Aguzó la vista a través de los cristales oscuros de las gafas de sol, que todavía llevaba puestas para proteger sus ojos sensibles de la luz.

– Tienes un aspecto horrible -le dijo él.

Zoe dio un sorbo a su taza.

– Muy divertido -contestó ella con una voz carente de expresión-. Precisamente hoy que me siento fuerte como un toro.

Él frunció el entrecejo y apartó una silla de la mesa para sentarse a su lado. Ella cambió de postura y un rayo de sol que entraba por la ventana se reflejó en su pelo formando un halo alrededor de su cabello.

A Yeager se le hizo un nudo en la garganta y se quedó mirándola en silencio durante varios minutos. Pensó que otra razón por la que debería marcharse con él era que eso la ayudaría a renovar su fuerte carácter. Aunque ya conocía de antes su olor, su forma y su voz, no se había dado cuenta de lo bien que encajaban todos aquellos rasgos con su figura. Su desarreglado y corto pelo rubio, su grueso labio inferior e incluso sus nuevas ojeras le fascinaban.

Era imposible que llegara a cansarse alguna vez de mirar aquella cara.

Aunque quizá eso pudiera llegar a suceder. Pero le parecía malsano terminar con una relación que de hecho todavía no había empezado a arder.

Yeager se aclaró la garganta.

– He oído decir que no aparecieron los peces -dijo él con voz ronca.

– Sí -dijo ella sin que hubiera ninguna emoción en sus ojos ojerosos.

Él intentó retomar de nuevo la conversación.

– ¿Estás bien?

Ella se encogió de hombros.

– Solo un poco cansada. Lyssa y yo esperamos despiertas toda la noche.
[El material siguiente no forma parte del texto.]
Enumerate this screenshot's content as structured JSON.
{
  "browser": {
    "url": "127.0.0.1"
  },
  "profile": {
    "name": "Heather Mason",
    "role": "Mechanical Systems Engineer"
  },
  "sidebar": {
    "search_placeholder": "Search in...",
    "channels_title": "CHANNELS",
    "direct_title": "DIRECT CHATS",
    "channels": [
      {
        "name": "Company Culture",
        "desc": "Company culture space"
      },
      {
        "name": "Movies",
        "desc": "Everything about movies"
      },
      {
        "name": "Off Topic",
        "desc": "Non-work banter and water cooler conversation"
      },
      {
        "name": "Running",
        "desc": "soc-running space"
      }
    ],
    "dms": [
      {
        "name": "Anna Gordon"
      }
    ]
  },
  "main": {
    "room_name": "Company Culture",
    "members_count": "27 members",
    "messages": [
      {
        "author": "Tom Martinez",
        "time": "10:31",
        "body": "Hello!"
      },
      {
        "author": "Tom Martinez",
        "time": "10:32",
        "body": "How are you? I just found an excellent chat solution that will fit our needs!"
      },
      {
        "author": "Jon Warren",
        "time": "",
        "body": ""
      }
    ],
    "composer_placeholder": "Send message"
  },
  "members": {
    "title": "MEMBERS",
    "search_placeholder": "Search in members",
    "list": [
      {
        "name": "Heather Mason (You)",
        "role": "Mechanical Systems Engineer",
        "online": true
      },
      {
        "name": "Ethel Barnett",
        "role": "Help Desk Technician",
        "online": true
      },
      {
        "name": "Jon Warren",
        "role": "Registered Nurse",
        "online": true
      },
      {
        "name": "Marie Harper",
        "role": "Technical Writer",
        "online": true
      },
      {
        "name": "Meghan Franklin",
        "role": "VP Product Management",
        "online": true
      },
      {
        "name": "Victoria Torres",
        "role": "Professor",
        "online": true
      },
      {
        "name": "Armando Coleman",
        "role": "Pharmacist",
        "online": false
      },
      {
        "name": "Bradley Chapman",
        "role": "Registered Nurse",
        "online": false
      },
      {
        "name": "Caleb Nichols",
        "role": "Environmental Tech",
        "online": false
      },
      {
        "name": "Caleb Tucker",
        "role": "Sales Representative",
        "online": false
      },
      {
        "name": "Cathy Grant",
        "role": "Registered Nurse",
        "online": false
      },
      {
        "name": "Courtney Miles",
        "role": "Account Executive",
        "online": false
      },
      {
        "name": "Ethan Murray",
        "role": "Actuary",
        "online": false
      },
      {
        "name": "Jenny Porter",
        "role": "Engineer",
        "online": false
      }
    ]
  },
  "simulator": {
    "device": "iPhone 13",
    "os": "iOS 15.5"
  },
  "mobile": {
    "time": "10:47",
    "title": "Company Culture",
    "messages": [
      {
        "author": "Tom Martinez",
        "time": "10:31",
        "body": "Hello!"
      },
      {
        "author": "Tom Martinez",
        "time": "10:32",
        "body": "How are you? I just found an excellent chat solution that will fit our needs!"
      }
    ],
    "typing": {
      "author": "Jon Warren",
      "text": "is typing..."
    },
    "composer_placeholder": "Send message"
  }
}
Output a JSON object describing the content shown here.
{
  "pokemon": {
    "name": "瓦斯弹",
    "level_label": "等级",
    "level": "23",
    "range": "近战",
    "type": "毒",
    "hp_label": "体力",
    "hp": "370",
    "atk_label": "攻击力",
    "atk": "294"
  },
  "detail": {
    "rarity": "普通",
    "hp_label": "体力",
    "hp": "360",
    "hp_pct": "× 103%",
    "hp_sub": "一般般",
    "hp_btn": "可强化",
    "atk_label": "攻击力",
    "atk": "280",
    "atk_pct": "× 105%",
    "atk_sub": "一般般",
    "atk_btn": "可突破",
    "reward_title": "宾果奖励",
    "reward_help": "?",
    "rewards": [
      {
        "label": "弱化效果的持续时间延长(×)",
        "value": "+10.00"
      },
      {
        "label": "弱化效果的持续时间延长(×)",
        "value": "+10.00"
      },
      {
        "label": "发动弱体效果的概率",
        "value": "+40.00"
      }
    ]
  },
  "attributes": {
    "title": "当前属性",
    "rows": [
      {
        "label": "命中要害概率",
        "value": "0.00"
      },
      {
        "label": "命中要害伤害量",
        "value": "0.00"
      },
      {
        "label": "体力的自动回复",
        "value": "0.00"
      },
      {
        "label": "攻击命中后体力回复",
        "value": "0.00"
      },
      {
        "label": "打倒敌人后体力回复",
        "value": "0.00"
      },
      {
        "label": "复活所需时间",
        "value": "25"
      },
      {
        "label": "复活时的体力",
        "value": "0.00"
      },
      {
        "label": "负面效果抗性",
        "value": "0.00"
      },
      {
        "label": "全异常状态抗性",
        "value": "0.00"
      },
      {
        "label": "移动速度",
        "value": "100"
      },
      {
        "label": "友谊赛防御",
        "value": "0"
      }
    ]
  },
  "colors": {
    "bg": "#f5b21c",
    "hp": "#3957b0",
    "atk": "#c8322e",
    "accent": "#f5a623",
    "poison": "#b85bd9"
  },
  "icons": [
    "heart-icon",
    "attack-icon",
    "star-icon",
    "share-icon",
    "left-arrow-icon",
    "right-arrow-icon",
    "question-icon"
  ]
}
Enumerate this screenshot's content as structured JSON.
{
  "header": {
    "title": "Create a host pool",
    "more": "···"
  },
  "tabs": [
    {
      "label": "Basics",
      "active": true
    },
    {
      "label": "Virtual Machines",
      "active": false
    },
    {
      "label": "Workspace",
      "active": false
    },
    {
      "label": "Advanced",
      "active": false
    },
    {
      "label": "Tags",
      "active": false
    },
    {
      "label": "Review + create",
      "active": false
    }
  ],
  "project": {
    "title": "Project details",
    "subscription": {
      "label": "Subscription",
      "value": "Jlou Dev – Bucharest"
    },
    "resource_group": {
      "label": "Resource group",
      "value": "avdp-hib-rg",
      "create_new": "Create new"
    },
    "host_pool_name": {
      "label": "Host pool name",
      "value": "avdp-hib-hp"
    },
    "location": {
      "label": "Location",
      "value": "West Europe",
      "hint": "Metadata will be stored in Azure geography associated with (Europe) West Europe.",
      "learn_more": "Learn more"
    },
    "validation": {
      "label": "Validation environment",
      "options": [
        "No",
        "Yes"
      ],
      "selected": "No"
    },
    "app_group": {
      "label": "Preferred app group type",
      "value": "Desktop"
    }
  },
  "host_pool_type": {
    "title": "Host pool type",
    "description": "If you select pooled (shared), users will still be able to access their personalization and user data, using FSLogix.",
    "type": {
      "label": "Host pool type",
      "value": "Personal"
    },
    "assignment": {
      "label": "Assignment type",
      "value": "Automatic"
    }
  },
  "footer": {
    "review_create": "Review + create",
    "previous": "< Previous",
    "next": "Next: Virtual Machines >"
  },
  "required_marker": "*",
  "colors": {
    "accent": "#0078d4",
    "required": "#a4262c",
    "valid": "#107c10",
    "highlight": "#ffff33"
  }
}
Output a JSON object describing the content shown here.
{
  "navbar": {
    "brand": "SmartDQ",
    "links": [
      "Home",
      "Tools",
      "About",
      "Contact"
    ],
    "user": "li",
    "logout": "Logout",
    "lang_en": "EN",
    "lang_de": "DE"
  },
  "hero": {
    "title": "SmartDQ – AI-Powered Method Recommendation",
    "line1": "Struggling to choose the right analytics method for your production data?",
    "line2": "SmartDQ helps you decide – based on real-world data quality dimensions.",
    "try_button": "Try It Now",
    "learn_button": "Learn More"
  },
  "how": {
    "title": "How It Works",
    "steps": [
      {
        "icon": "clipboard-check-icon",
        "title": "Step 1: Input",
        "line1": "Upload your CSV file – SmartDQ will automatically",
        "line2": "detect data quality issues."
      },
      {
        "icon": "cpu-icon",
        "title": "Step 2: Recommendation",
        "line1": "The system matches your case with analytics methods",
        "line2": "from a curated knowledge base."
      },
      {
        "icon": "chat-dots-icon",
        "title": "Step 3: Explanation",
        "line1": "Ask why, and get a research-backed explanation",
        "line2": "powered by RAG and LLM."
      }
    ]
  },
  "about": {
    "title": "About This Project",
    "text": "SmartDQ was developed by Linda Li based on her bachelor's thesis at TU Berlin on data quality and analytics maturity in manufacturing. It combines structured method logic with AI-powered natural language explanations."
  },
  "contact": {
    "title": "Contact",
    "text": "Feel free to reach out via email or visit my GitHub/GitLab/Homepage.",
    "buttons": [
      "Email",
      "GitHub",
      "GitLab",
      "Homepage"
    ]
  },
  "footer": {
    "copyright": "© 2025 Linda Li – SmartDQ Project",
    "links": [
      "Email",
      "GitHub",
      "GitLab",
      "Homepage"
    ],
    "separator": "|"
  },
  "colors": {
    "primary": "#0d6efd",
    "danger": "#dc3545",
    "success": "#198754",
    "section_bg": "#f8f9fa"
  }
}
A pesar de que se alegraba de haberla encontrado ya despierta, sabía que debía de estar exhausta.

– ¿No has dormido nada?

– Me iré a la cama en cuanto se levante Lyssa.

Al pronunciar el nombre de su hermana, su cuerpo se contrajo. Yeager frunció el entrecejo.

– ¿Habéis tenido algún problema entre vosotras?

– No lo sé -susurró Zoe, y por un momento él pensó que iba a desmoronarse. Pero entonces ella tomó aire lentamente y secalmó-. Tengo que hablar con ella en cuanto se despierte.